Another HFIP research stream involves creating better performing computer models that incorporate new data and research insights. Rapidly translating research findings into forecasting tools is a unique aspect of HFIP, since it forces researchers to quickly turn their findings into products that can be used by day-to-day forecasters, rather than just publishing papers in scientific journals.

“It’s researchers working in an operational way, which is not the normal way researchers work,” Marks said.

For example, as part of HFIP, a group of researchers set up shop in Boulder, Colo., far from tropical weather systems, where they took advantage of high speed computer resources to duplicate a computer model that the Hurricane Center relies on to make its forecasts.
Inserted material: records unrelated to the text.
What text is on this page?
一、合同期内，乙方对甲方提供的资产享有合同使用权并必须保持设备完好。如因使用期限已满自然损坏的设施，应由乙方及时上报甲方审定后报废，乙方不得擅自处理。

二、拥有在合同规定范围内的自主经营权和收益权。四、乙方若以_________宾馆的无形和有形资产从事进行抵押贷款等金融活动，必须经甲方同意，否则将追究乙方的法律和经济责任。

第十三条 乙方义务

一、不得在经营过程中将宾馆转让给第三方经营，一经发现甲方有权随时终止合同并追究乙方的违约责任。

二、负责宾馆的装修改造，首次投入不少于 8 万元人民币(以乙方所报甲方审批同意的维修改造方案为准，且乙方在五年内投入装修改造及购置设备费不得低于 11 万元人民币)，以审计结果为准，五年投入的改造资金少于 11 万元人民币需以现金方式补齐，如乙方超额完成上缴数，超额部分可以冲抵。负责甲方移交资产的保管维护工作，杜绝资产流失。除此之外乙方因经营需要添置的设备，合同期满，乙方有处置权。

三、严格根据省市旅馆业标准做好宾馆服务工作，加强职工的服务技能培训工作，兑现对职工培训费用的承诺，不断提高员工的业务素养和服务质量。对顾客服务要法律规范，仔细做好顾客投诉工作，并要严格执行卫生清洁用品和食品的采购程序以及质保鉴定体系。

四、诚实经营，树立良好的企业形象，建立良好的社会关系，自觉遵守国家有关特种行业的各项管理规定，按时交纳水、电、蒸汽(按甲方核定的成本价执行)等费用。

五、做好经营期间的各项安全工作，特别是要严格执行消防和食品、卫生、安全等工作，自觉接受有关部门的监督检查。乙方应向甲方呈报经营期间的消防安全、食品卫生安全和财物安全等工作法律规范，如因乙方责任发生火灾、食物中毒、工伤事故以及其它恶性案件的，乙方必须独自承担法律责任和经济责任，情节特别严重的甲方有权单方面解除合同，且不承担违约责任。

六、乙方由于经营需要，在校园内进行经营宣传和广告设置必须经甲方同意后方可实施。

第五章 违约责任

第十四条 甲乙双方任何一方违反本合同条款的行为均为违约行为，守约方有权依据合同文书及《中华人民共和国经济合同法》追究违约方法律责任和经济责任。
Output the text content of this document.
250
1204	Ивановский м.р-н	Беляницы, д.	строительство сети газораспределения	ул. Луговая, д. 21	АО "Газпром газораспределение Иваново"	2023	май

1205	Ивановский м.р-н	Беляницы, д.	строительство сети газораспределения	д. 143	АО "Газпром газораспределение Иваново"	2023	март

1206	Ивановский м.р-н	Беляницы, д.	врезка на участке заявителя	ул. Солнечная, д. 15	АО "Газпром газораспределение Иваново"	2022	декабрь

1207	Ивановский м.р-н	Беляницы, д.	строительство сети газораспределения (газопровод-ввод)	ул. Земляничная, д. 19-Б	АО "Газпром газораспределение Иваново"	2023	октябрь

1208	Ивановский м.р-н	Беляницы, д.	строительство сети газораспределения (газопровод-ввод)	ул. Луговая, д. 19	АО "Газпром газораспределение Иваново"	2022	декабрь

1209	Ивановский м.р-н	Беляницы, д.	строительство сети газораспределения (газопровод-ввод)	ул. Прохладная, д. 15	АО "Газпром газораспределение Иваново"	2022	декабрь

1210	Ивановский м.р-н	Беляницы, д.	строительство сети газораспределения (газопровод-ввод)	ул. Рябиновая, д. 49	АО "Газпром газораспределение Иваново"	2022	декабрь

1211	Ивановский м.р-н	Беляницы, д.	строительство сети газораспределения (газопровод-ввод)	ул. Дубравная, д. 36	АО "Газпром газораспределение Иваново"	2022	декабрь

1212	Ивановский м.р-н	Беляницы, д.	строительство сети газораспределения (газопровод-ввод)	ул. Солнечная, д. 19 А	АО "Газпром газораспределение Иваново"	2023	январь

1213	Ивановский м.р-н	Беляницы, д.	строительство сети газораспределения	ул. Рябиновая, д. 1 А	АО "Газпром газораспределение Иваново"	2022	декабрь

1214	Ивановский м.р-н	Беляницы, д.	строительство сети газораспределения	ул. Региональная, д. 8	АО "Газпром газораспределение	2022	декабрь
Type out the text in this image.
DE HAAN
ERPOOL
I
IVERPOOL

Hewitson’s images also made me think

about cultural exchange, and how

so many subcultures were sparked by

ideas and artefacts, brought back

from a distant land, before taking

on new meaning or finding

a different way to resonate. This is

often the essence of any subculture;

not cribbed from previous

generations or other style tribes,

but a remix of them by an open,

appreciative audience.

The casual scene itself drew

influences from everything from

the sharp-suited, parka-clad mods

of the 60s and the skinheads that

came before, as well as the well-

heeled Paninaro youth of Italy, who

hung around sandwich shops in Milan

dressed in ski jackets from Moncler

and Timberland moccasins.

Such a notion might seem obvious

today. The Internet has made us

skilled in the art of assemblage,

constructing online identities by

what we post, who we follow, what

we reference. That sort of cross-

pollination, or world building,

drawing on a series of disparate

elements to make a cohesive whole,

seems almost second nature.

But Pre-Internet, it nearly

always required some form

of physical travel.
The research version of this computer model, known by the acronym HWRF (pronounced “H WARF”), picks up on storm features that other models typically miss altogether, such as the evolution of the rain bands that pinwheel around a tropical storm or hurricane.

After testing the research model, the Hurricane Center is now moving forward with an operational version of the upgraded HWRF model that will be used during the 2012 hurricane season. “That’s the first time we’ve seen that kind of rapid development being implemented,” Marks said.

According to Marks, the upgraded HWRF model has shown promise in forecasting storm intensity, particularly when Doppler radar scans of a storm are included in the model analysis. Specifically, about a 10 percent improvement in storm forecasts were seen in research cases.

“If we can use that type of data in this model we can really gain more promise,” Marks said.

It remains to be seen how much of an improvement the new HWRF model will bring to this year’s hurricane forecasts, but the bar has been set so low that any progress would be heralded as a breakthrough.